Photography

I go to a lot of places and I take a lot of pictures.

Oh hey!

I used to keep all my pages on google sites, but now I’m moving them over to github and netlify. Moving out of google sites has been a nightmare. I need to do a lot of work to extract the text, translate into quarto / markdown, and manually insert images.

This page is still in transition.

I go to a lot of places and I take a lot of pictures. I started with simple documentation: what did I see? how can I share it with people who weren’t there? how can I remember it later? As my equipment improved (and my wall space increased), I started taking pictures to make prints for my walls.

Broadly speaking, my photography moves from urban inscriptions and signs to sweeping landscapes. I am particularly interested in how humans communicate their values in their durable goods and architecture, and the ways they set aside physical space for public enjoyment.
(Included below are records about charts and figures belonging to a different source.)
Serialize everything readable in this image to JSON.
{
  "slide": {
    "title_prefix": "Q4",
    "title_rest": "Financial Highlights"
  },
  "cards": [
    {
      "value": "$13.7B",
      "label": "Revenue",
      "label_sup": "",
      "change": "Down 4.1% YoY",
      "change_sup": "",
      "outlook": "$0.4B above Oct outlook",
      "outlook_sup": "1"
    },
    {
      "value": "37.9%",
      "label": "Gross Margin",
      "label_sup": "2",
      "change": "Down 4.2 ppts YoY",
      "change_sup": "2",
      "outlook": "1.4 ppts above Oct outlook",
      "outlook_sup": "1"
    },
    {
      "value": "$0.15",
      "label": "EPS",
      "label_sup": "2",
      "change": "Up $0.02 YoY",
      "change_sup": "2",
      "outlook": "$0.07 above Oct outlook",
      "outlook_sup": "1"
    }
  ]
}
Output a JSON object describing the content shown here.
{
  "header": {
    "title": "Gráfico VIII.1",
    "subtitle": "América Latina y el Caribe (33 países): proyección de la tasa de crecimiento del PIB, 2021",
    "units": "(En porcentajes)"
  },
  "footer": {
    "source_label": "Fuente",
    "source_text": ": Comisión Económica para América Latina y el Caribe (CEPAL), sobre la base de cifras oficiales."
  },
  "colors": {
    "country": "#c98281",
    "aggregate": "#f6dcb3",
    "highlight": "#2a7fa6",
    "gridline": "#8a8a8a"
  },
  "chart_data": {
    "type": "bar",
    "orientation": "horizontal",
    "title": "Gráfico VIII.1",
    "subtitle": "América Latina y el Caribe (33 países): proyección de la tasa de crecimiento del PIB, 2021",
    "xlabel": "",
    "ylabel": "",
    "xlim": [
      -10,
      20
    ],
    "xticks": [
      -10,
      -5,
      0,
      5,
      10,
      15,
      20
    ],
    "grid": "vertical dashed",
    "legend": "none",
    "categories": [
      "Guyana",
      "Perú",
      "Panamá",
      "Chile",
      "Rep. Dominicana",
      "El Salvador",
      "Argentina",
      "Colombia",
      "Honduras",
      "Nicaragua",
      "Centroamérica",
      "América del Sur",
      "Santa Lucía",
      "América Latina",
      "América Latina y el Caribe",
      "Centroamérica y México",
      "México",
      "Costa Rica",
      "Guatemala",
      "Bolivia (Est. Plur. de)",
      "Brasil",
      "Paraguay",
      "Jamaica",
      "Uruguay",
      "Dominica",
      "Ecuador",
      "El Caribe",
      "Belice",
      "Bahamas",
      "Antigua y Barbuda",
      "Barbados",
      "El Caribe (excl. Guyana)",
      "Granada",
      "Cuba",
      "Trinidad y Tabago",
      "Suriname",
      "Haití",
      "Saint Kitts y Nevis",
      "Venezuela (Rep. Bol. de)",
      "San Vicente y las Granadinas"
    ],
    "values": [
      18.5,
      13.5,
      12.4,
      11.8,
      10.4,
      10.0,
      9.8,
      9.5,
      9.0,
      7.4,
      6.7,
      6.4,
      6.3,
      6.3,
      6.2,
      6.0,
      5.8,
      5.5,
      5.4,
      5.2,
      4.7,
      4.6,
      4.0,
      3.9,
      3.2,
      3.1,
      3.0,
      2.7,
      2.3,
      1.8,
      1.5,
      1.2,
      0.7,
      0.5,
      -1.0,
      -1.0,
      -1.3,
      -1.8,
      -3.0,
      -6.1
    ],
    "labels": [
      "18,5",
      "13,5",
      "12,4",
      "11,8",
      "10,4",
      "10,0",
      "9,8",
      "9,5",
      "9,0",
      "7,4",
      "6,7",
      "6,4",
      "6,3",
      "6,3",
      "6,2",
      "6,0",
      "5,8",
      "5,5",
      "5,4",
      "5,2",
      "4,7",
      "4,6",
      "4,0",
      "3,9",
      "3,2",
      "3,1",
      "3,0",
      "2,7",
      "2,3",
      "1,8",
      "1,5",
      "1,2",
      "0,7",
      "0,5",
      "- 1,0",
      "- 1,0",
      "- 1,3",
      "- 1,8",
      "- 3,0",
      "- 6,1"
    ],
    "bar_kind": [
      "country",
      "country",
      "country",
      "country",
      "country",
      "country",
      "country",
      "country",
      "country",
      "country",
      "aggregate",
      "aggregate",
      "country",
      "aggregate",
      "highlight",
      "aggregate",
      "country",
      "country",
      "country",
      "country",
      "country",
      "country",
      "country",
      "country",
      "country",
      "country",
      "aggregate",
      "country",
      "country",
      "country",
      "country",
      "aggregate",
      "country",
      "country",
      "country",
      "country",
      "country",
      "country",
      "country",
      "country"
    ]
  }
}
Do you want a print? I can make sizes from wallets to posters. Email me.

National Parks worldwide

Above, left to right: Lake Louise, Alberta, Canada; Banff National Park, Alberta, Canada; Akagera National Park, Rwanda; Bako National Park, Sarawak, Malaysia.

Below, left to right: Niagara Falls (US falls viewed from Canada); Acadia National Park, Bar Harbor, Maine.

Nature in the midst of urban life

As an academic traveler, I spend a lot of time in or near college campuses. The rainbow over Kansas State University (bottom right) came on my morning commute just as the sun peeked over the horizon to illuminate the tops of campus. At the other end of the day, the sunset over the University of Calgary (top left) came as I left my building.

I visited this park in Cologne (top, middle) with my long term collaborator during a field school we ran at the University, on a short break to stretch our legs. The sunflowers at Konza Prairie (right, middle), just minutes from my house in Manhattan, were part of a tour for a visiting scholar from South Africa.

I visited the Parliament Building in Ottawa (top right), framed here with overhanging branches, during orientation for Fulbright Canada for my sabbatical in Calgary.

Urban scenes

Churches and cathedrals are perhaps Western civilization’s most enduring monuments to beauty and devotion, inspiring us to be our best selves within a narrow range of governmental and liturgical edicts. They get the best architecture.

In contrast, public memorials are deliberate, secular artifacts to help us remember who we were and what we did. While figural memorials to specific people are more common, abstract ones are more powerful.

Between these two spaces, everyday majesty in urban spaces is always available.

Top: Cloudy day at the Holocaust Memorial, Berlin, Germany. True color

Bottom: Cathedral in Cologne, Germany. True color.

Left: slide on a playground in Vancouver, Canada. B&W

Right: Reflection of a cathedral in the paving stones, London, UK. True color.

Signs

I love signage and inscriptions, from beautiful to inadvertently hilarious and from strictly utilitarian to whimsical.

Left: sidewalk in the Twin Cities; right: street in Singapore.

left to right: Vancouver, San Diego, Calgary

Signs are supposed to be noticed, read, obeyed. They are public declarations of belief, warning, provenance, and contents.

Clockwise from top left:

Above: sewer access port in Vancouver; public grilling in San Diego; transit station in Calgary.

Right: Ice cream shop in Minneapolis; Coffee house in Cologne.

Bottom: Kansas-Nebraska border; County road, Iowa; Lake Louise, Alberta.